I had written some notes on my phone but I had to stop. I closed my laptop and closed my eyes, I rubbed my temples in an effort to get rid of the headache I had begun to have. This was a lot and I knew it would be worth it but that was the thing. I didn't even know if the stress would be worth it. There was still a chance that he wasn't going to be the father and all of this planning was for nothing.
I closed my eyes and began to just relax, focusing on my breathing before the ringer on my phone began to go of disrupting my sleep.
"Hello", I said picking it up without even seeing who it was.
"Have you seen the news, Hazel? Or at least been on Twitter", Harry was frantically saying into the phone, talking faster than I had heard him speak in a while.
"No", I dragged out the word and put him on speaker, opening the twitter app.
"Jesus, I'm so sorry", he said, "I'm so sorry that the pictures got out."
He said "the pictures" like it was something insanely personal that I had sent him. Not even the pictures I had sent him of my daughter were that personal that I didn't want them online. On the main page of twitter, and down my timeline were pictures of Harry and I on my balcony. Was I surprised? No. Was I shocked? Only a little.
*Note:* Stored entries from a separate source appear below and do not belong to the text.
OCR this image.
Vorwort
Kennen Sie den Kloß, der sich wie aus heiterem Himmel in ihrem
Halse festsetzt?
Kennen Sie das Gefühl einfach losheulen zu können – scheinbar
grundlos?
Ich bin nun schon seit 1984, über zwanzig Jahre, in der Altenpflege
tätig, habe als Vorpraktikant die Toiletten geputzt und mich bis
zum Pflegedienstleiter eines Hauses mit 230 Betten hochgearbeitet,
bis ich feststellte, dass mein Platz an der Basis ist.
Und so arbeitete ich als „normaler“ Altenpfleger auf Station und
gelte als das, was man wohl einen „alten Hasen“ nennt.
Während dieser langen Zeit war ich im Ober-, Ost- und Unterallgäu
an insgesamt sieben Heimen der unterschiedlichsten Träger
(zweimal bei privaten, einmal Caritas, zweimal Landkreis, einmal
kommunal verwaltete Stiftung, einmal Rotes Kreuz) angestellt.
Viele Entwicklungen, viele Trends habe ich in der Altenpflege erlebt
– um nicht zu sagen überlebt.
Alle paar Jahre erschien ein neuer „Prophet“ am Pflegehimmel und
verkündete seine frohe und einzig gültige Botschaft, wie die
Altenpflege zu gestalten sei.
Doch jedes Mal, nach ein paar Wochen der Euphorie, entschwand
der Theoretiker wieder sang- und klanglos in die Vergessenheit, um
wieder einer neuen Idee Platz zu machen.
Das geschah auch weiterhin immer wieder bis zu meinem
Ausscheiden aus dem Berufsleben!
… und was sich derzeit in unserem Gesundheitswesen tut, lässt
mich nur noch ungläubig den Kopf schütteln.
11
Harry and I were both people in the media, especially after all that happened. The media frenzy had died down a lot in the five years but I created it again when I came out with my book but even that didn't last long. I hadn't been in the news for a solid 5 months
"Don't apologize, Harry. It isn't that deep" I told him, I could hear him breathing on the other end.
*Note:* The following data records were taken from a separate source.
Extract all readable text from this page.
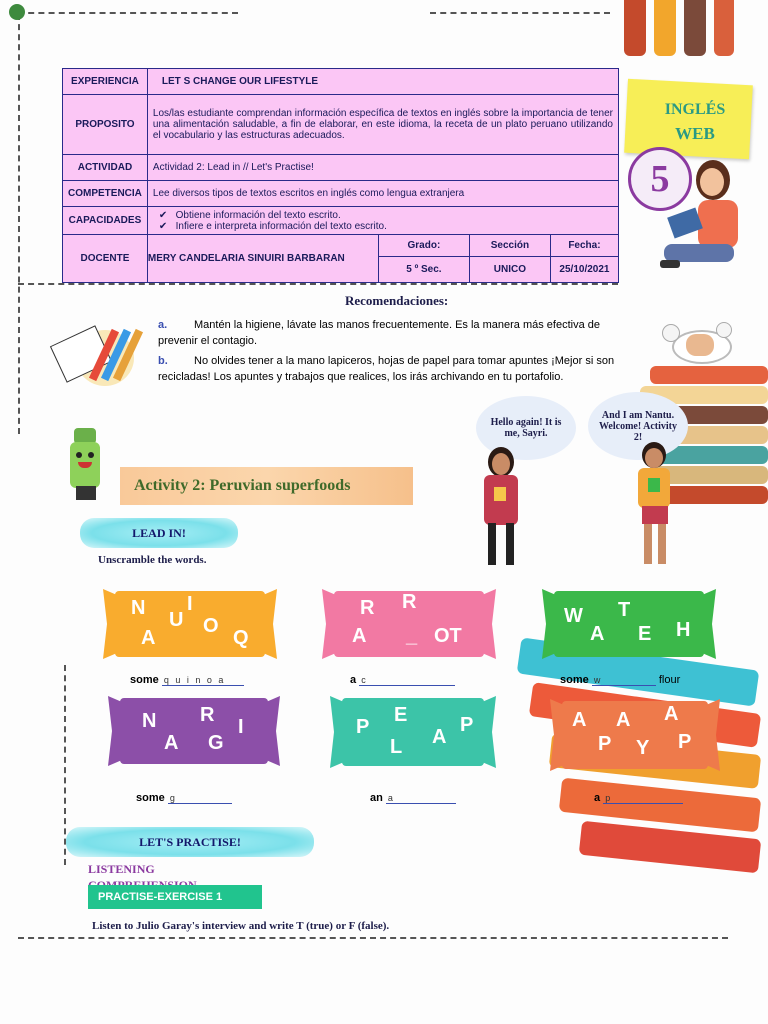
EXPERIENCIA	LET S CHANGE OUR LIFESTYLE			
PROPOSITO	Los/las estudiante comprendan información específica de textos en inglés sobre la importancia de tener una alimentación saludable, a fin de elaborar, en este idioma, la receta de un plato peruano utilizando el vocabulario y las estructuras adecuados.			
ACTIVIDAD	Actividad 2: Lead in // Let's Practise!			
COMPETENCIA	Lee diversos tipos de textos escritos en inglés como lengua extranjera			
CAPACIDADES	✔ Obtiene información del texto escrito.
✔ Infiere e interpreta información del texto escrito.			

DOCENTE	MERY CANDELARIA SINUIRI BARBARAN	Grado:	Sección	Fecha:
		5 º Sec.	UNICO	25/10/2021
INGLÉS
WEB
5
Recomendaciones:
a. Mantén la higiene, lávate las manos frecuentemente. Es la manera más efectiva de prevenir el contagio.
b. No olvides tener a la mano lapiceros, hojas de papel para tomar apuntes ¡Mejor si son recicladas! Los apuntes y trabajos que realices, los irás archivando en tu portafolio.
Activity 2: Peruvian superfoods
Hello again! It is me, Sayri.
And I am Nantu. Welcome! Activity 2!
LEAD IN!
Unscramble the words.
N I
U O
A	Q
R R
A _ OT
W T
A E H
some q u i n o a	a c	some w	flour
N R
I
A G
P
E	P
A
L
A A A
P Y P
some g	an a	a p
LET'S PRACTISE!
LISTENING
PRACTISE-EXERCISE 1
Listen to Julio Garay's interview and write T (true) or F (false).
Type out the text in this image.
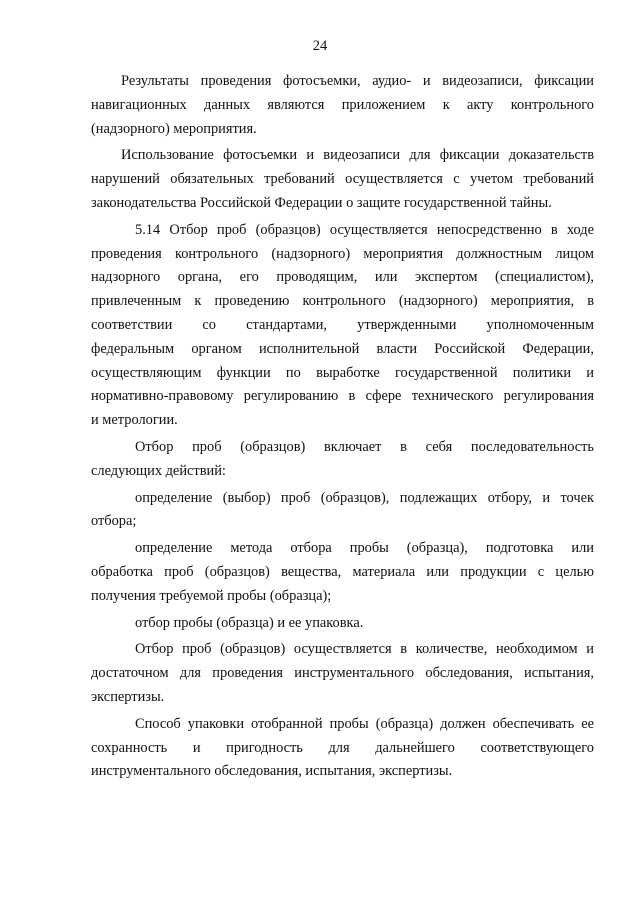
24

Результаты проведения фотосъемки, аудио- и видеозаписи, фиксации
навигационных данных являются приложением к акту контрольного
(надзорного) мероприятия.

Использование фотосъемки и видеозаписи для фиксации доказательств
нарушений обязательных требований осуществляется с учетом требований
законодательства Российской Федерации о защите государственной тайны.

5.14 Отбор проб (образцов) осуществляется непосредственно в ходе
проведения контрольного (надзорного) мероприятия должностным лицом
надзорного органа, его проводящим, или экспертом (специалистом),
привлеченным к проведению контрольного (надзорного) мероприятия, в
соответствии со стандартами, утвержденными уполномоченным
федеральным органом исполнительной власти Российской Федерации,
осуществляющим функции по выработке государственной политики и
нормативно-правовому регулированию в сфере технического регулирования
и метрологии.

Отбор проб (образцов) включает в себя последовательность
следующих действий:

определение (выбор) проб (образцов), подлежащих отбору, и точек
отбора;

определение метода отбора пробы (образца), подготовка или
обработка проб (образцов) вещества, материала или продукции с целью
получения требуемой пробы (образца);

отбор пробы (образца) и ее упаковка.

Отбор проб (образцов) осуществляется в количестве, необходимом и
достаточном для проведения инструментального обследования, испытания,
экспертизы.

Способ упаковки отобранной пробы (образца) должен обеспечивать ее
сохранность и пригодность для дальнейшего соответствующего
инструментального обследования, испытания, экспертизы.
"People just say such nasty things, I don't want you to be victim to that."
"You don't have to protect me. I have already seen some of the worst things imaginable but I've also seen the good. You would be surprised how many people who have followed our case really support me and understand the way I feel. I will be fine."
"Yeah", he sounded a little frustrated with me but still a bit shaken up, probably annoyed with the fact that I didn't need him to protect me.
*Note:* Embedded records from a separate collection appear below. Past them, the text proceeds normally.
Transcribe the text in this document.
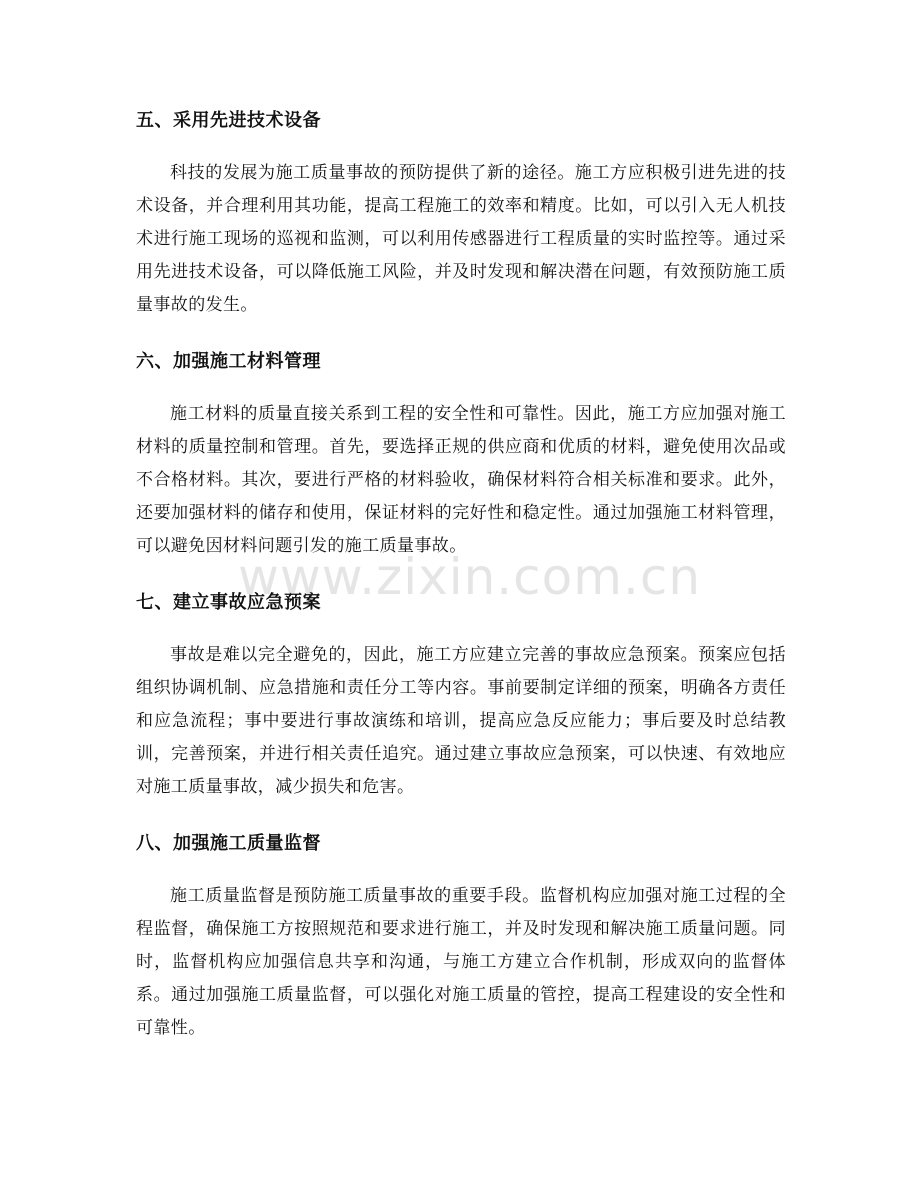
五、采用先进技术设备

科技的发展为施工质量事故的预防提供了新的途径。施工方应积极引进先进的技术设备，并合理利用其功能，提高工程施工的效率和精度。比如，可以引入无人机技术进行施工现场的巡视和监测，可以利用传感器进行工程质量的实时监控等。通过采用先进技术设备，可以降低施工风险，并及时发现和解决潜在问题，有效预防施工质量事故的发生。

六、加强施工材料管理

施工材料的质量直接关系到工程的安全性和可靠性。因此，施工方应加强对施工材料的质量控制和管理。首先，要选择正规的供应商和优质的材料，避免使用次品或不合格材料。其次，要进行严格的材料验收，确保材料符合相关标准和要求。此外，还要加强材料的储存和使用，保证材料的完好性和稳定性。通过加强施工材料管理，可以避免因材料问题引发的施工质量事故。

七、建立事故应急预案

事故是难以完全避免的，因此，施工方应建立完善的事故应急预案。预案应包括组织协调机制、应急措施和责任分工等内容。事前要制定详细的预案，明确各方责任和应急流程；事中要进行事故演练和培训，提高应急反应能力；事后要及时总结教训，完善预案，并进行相关责任追究。通过建立事故应急预案，可以快速、有效地应对施工质量事故，减少损失和危害。

八、加强施工质量监督

施工质量监督是预防施工质量事故的重要手段。监督机构应加强对施工过程的全程监督，确保施工方按照规范和要求进行施工，并及时发现和解决施工质量问题。同时，监督机构应加强信息共享和沟通，与施工方建立合作机制，形成双向的监督体系。通过加强施工质量监督，可以强化对施工质量的管控，提高工程建设的安全性和可靠性。

www.zixin.com.cn
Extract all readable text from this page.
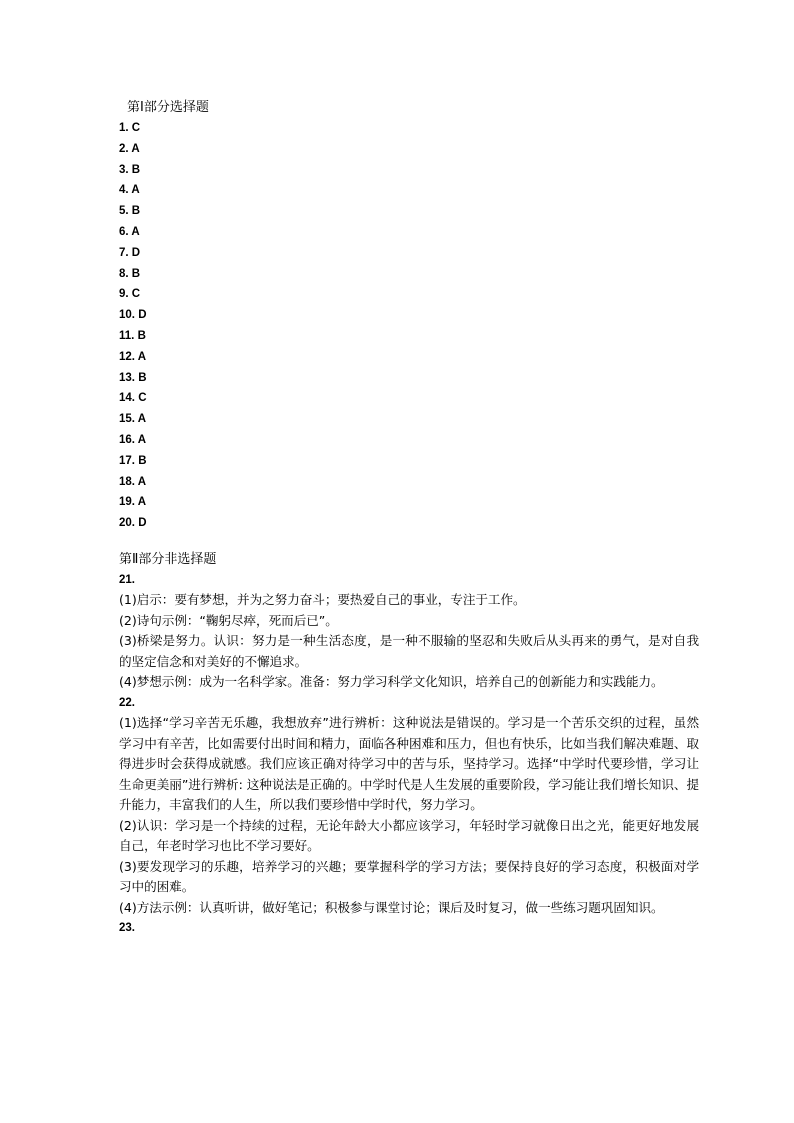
第Ⅰ部分选择题
1. C
2. A
3. B
4. A
5. B
6. A
7. D
8. B
9. C
10. D
11. B
12. A
13. B
14. C
15. A
16. A
17. B
18. A
19. A
20. D
第Ⅱ部分非选择题
21.
(1)启示：要有梦想，并为之努力奋斗；要热爱自己的事业，专注于工作。
(2)诗句示例：“鞠躬尽瘁，死而后已”。
(3)桥梁是努力。认识：努力是一种生活态度，是一种不服输的坚忍和失败后从头再来的勇气，是对自我的坚定信念和对美好的不懈追求。
(4)梦想示例：成为一名科学家。准备：努力学习科学文化知识，培养自己的创新能力和实践能力。
22.
(1)选择“学习辛苦无乐趣，我想放弃”进行辨析：这种说法是错误的。学习是一个苦乐交织的过程，虽然学习中有辛苦，比如需要付出时间和精力，面临各种困难和压力，但也有快乐，比如当我们解决难题、取得进步时会获得成就感。我们应该正确对待学习中的苦与乐，坚持学习。选择“中学时代要珍惜，学习让生命更美丽”进行辨析: 这种说法是正确的。中学时代是人生发展的重要阶段，学习能让我们增长知识、提升能力，丰富我们的人生，所以我们要珍惜中学时代，努力学习。
(2)认识：学习是一个持续的过程，无论年龄大小都应该学习，年轻时学习就像日出之光，能更好地发展自己，年老时学习也比不学习要好。
(3)要发现学习的乐趣，培养学习的兴趣；要掌握科学的学习方法；要保持良好的学习态度，积极面对学习中的困难。
(4)方法示例：认真听讲，做好笔记；积极参与课堂讨论；课后及时复习，做一些练习题巩固知识。
23.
I had grown up in that way. I knew I didn't need him to save me and I could save myself.
"Are you okay?", I asked, "People say such nasty things."
"I'm fine", he said, "I just hate the way they see me."
The media was a lot harder on Harry than it was on me and for obvious reasons. Where I had gained a lot of supports and a fan base if you will, Harry gained a lot of haters. Even when I came out with the book, people were disgusted by him. Seeing him in ways that I had never even thought of. I had always hoped the book would clear his name a bit, but it never made things better or worse. Harry had to still deal with the hate on a regular basis and I felt for him as much as I could.
"I know. I'm sorry."
"The results should be here in four days", Harry said randomly, it now made it seem like he wanted to just talk to me. Making small talk like we were friends like that.
"Really?", I said shocked, it was coming back so soon. It had been almost a week but I had a feeling that it was going to take a lot longer.
"Yep."
"I'm glad you brought it up", I remembered all the things that Blu had said to me, bringing me back to reality, " I think we should meet up this week and come up with a serious plan. It's needed and I don't want to move any further if we aren't on the same page."
Harry and I continued to talk for a little but the conversation was dull, like it should be. No pointless conversation or light flirting. I needed to be serious with him for a while until we had this all figured out and he needed to know that.